THE STATUTE OF THE ASSOCIATION OF CORPORATE FOUNDATIONS AND FUNDS
Introduction
The Association of Corporate Foundations and Funds (hereinafter only as the Association) is an informal platform the objective of which is networking its members and advocating the interests of the corporate foundations community.
The Association has the mission of participating in the cultivation of environment within foundations and supporting corporate donating activity in Slovakia.
Corporate foundations, corporate donating and non-investment funds from TOP 30 measured according to the total money given will be among members of the Association.
The Centre for Philanthropy and The Pontis Foundation have initiated the establishment of the Association and will act jointly for the Association in legal matters against third parties.
The Pontis Foundation and The Center for Philanthropy will execute administrative and supporting activities on the 2-year rotational principle.
Members will give annual donations for the operation and achieving Association´s objectives as defined in the membership application. Members may give their donations individually for the realisation of major projects and events, as partners of specific projects.
General provisions
- The Association has no legal identity.
- All members have equal rights and responsibilities as defined in the statute of the Association.
- Members shall adhere to the terms of the membership.
Membership terms
- A corporate foundation / an endowment and/or non-investment fund shall be registered pursuant to Act No. 34/2000 on foundations as amended; a business entity being a founder of such corporate foundation / an endowment and/or non-investment fund.
- A corporate foundation / an endowment and/or non-investment fund shall adhere to all legal requirements for its operation.
- A corporate foundation / an endowment and/or non-investment fund shall provide support to third subjects for community purposes.
- A corporate foundation and a fund shall adhere, beyond the legal requirements, to the Code of Ethics of the Association of Corporate Foundations and Funds.
- Donation amounting to 1,500.00 Eur as defined in the Association´s application.
Bodies
- General Meeting
- Board of Directors
- Board of Supervisors
- Executive Committee
- Secretary
The Association´s bodies shall be elected for 2-year election periods.
General Meeting
Representatives of member organisations shall form the General Meeting and shall be entitled to vote and be elected for the Association´s bodies (the Board of Directors and the Board of Supervisors).
The General Meeting shall be the main decision-making body of the Association. General Meetings will be held 2 times a year.
Board of Directors
During the general meeting, members will elect their representative body, namely the Board of Directors and the Chairperson who will represent the Association in public matters and make decisions during the period between general meetings.

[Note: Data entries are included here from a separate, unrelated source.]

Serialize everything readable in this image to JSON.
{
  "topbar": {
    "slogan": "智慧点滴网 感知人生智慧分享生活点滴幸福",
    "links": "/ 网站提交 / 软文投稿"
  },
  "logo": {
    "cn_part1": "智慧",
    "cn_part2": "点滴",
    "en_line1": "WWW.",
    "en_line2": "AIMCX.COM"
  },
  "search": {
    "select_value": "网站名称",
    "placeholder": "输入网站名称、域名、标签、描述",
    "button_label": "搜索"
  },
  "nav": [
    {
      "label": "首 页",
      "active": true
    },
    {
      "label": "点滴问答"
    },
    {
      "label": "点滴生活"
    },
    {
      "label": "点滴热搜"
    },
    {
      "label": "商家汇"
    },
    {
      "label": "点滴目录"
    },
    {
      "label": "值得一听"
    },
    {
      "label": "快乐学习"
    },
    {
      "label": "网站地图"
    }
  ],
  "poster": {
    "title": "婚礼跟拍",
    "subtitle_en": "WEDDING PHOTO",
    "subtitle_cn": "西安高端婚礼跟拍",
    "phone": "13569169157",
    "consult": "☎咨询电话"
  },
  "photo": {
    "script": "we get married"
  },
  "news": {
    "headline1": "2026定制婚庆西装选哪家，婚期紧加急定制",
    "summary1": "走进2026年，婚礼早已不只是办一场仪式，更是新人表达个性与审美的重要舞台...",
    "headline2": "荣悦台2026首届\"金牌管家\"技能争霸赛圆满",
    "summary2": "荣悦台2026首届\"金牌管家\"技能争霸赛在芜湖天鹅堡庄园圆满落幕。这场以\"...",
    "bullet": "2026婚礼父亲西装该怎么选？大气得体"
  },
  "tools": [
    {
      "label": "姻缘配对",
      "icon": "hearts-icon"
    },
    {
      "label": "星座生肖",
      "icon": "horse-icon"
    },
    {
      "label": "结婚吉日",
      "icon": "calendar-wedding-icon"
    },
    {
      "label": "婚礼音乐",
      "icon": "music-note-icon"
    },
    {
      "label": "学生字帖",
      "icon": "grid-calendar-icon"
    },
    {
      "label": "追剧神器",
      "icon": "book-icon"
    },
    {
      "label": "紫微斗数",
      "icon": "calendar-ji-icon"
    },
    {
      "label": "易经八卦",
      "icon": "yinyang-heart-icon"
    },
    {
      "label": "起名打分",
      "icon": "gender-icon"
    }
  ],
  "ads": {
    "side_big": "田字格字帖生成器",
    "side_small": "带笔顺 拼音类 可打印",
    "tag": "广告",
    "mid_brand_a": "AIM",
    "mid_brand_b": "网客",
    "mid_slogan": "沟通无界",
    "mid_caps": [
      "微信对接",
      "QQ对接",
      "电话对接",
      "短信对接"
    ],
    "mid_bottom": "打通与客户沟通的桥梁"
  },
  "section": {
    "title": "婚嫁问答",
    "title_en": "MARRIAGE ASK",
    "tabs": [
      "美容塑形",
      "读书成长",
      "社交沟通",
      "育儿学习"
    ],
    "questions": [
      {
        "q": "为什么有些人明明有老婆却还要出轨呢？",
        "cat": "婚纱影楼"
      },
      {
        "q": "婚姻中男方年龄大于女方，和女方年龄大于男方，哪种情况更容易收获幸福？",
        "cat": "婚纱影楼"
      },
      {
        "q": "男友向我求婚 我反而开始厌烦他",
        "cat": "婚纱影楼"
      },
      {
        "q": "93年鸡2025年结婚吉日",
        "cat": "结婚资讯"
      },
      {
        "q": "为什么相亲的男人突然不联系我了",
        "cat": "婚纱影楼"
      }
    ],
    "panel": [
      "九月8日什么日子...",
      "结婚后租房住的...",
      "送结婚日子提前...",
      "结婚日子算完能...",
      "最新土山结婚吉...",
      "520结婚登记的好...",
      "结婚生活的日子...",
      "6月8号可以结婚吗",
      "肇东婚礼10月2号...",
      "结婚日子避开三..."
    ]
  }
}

The Board of Directors shall comprise of the Chairperson and two Vice-chairpersons. The Board of Directors shall have 4 meetings a year.
Absolute majority of all Association´s members present shall be required to vote in favour of members of the Board of Directors provided that the absolute majority of all Association´s members will be present during the vote.
Board of Supervisors
The Board of Supervisors comprising of 2 representatives of member organisations with no presence in the Board of Directors and 1 external representative will monitor financial management of the Association.
The Board of Supervisors shall have 1 meeting a year.
Members will agree on the Board of Supervisors names using per rollam method, following the proposal of the Board of Directors.
Executive Committee and Secretary
The Executive Committee comprising of the representatives of platform´s initiative The Pontis Foundation and The Centre for Philanthropy shall be the executive body of the Association. The Executive Committee shall coordinate the fulfilment of objectives and execution of decisions of the Association and the work of the Secretary (approx. 12 meetings a year).
The Secretary shall be appointed by the Executive Committee and approved by the Board of Directors. The Secretary shall be responsible for daily operation within the Association, organising meetings of members, the Board of Directors, the Board of Supervisors and the Executive Committee and execution of their decisions.
Admitting new members
New members will be required to publicly declare that they will adhere to the Code of Ethics of the Association and meet required criteria.
New members will be admitted to the Association after the approval of the General Meeting, on the proposal of the Executive Committee. Absolute majority of members present at the General Meeting shall be required to admit a new member provided that the absolute majority of all Association´s members will be present during the vote.
Exclusion of a member
A member may be excluded from the Association for failure to meet the membership terms and/or for flagrant violation of the Code of Ethics.
The Board of Directors shall present a proposal for member exclusion that shall be decided by the General Meeting.
Absolute majority of members present at the General Meeting shall be required to exclude a member from the Association provided that the absolute majority of all Association´s members will be present during the vote.